The two parties, and their respective heads, namely, Slack CEO Stewart Butterfield and Salesforce President Bret Taylor, involved in the merger expect that this move will help them better serve their “joint customers,” especially across business deals. The deal was originally announced back in December last year and involves the incorporation of Slack into the Customer 360 service by Salesforce. The merger is being designed so as to allow companies the world over to come up with an easier way for customers and employees alike, to get things done.
Getting Things Done
Following the deal, it is expected that Slack channels will be able to replace all emails, video conferences, and even phone calls that the members between two teams from two separate companies engage in, during the process of, say, sales or trade between the two.
Moreover, sharing documents from third-party platforms like Google Drive is also a breeze with the service, since it has forged partnerships with a number of the most popular apps on the market. Moreover, these same documents can be signed virtually in a matter of minutes, through additional services like those available on DocuSign Inc. An example of the same can be found from the recent deal between Slack and Salesforce itself, for which, Taylor says, the formalities were performed through Slack channels.

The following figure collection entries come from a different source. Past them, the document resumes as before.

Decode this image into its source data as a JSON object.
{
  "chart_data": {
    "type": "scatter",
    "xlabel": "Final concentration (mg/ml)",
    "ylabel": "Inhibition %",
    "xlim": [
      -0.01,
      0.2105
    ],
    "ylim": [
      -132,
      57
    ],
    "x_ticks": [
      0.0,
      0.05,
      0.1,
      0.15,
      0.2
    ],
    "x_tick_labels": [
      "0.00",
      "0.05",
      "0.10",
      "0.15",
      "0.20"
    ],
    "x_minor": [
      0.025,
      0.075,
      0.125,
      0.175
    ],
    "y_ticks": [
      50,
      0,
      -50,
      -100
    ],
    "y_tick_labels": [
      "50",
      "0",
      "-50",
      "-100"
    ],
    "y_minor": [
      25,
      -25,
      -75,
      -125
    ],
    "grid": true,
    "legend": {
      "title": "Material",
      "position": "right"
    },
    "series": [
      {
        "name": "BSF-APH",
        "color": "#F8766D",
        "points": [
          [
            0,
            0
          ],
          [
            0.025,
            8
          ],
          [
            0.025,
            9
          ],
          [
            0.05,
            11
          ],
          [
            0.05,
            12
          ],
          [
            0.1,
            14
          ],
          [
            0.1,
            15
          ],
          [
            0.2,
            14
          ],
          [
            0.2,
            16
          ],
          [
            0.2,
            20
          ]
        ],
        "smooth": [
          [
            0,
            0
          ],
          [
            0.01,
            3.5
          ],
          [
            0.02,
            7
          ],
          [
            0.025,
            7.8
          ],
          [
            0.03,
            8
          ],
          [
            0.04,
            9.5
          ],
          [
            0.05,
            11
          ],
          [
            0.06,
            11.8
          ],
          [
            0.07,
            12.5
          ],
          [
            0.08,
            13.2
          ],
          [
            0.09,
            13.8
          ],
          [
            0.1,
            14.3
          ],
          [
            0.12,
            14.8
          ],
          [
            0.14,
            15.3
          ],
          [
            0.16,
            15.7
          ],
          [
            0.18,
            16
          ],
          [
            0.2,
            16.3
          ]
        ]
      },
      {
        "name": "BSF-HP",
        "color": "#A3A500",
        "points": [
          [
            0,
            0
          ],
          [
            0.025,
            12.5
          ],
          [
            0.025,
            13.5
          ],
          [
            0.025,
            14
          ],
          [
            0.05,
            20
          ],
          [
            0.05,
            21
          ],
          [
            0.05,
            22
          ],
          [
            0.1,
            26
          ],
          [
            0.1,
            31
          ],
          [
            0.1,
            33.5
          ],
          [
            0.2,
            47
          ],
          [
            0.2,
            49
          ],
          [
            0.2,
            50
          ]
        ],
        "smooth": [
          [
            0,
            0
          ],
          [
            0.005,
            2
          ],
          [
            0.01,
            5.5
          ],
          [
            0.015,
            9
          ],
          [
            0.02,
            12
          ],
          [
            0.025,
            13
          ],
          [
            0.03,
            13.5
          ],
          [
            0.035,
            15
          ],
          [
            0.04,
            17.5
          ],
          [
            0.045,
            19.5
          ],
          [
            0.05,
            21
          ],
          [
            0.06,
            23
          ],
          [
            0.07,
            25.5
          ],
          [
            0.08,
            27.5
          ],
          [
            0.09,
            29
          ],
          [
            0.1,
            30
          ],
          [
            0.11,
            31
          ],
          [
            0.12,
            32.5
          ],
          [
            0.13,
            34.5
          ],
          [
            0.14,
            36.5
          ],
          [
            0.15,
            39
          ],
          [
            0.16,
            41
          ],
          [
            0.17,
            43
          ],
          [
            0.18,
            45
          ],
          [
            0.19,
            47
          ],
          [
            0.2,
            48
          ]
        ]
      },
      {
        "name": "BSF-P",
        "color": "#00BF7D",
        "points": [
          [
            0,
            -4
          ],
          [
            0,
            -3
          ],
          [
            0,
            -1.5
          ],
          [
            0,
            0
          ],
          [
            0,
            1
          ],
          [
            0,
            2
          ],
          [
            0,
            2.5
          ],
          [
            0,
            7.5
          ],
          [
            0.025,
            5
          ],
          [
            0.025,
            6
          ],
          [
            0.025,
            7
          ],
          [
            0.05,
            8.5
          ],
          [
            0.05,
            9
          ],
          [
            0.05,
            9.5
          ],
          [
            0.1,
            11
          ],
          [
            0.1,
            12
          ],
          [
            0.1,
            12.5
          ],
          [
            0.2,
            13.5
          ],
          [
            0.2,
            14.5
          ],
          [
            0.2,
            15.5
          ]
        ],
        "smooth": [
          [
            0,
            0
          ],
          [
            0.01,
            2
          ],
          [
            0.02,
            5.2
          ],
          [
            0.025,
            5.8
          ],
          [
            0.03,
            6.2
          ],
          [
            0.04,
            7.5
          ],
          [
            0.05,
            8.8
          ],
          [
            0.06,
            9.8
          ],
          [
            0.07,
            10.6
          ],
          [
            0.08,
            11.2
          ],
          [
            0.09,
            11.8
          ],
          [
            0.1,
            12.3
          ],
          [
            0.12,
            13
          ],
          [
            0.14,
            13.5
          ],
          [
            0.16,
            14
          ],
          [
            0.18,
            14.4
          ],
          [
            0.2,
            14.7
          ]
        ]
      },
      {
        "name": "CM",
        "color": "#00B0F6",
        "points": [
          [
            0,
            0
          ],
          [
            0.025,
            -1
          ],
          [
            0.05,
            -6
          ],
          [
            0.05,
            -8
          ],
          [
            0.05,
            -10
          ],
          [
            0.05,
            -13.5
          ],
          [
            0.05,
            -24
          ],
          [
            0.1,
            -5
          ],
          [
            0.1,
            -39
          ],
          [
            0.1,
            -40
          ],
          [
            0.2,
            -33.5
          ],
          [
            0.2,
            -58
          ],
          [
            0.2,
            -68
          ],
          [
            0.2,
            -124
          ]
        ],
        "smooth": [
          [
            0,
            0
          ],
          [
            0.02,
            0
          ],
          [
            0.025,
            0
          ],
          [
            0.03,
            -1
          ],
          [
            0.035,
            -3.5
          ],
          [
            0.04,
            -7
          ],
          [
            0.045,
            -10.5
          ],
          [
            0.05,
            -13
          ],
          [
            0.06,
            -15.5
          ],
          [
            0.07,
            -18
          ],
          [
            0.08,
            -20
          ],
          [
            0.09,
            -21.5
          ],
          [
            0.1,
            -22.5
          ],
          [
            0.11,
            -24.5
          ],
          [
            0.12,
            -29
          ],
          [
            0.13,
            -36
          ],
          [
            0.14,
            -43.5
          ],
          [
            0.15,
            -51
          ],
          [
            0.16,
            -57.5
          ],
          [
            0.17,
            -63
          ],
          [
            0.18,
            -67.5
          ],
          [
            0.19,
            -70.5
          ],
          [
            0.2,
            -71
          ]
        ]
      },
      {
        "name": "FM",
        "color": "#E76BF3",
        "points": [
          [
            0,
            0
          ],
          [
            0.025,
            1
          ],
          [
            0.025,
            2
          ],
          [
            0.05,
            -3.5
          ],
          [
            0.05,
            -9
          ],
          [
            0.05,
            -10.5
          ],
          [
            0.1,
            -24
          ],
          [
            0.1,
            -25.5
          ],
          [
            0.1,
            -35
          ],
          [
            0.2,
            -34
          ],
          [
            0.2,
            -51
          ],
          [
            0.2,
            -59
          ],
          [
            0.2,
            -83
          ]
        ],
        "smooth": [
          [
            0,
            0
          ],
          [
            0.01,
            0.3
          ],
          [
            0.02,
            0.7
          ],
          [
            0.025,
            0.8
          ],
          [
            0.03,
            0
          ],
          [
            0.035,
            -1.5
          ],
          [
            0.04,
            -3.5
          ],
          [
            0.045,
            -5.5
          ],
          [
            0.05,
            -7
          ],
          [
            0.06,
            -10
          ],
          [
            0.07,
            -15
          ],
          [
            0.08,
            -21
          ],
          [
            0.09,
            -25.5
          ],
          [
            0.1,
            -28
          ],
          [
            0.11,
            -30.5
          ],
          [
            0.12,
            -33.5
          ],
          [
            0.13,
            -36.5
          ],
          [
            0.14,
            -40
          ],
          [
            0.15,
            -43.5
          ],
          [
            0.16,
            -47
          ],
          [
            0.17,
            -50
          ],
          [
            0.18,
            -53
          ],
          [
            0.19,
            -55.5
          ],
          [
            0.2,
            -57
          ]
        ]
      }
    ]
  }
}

The Salesforce Head also says that even while joking that the channel cross-linking the two companies had become the channel with the “highest billable hours” (thanks to the long line of lawyers and investment banks that were a member of the same), the process turned out to be a “really transformative experience.”
One interesting fact that has arisen is that while most people feel that Microsoft Teams is the No. 1 competitor that’s standing in Slack’s way, Butterfield holds that they will continue to integrate their service into Microsoft’s platform, in a bid to reduce the hassles that customers and employees have to face.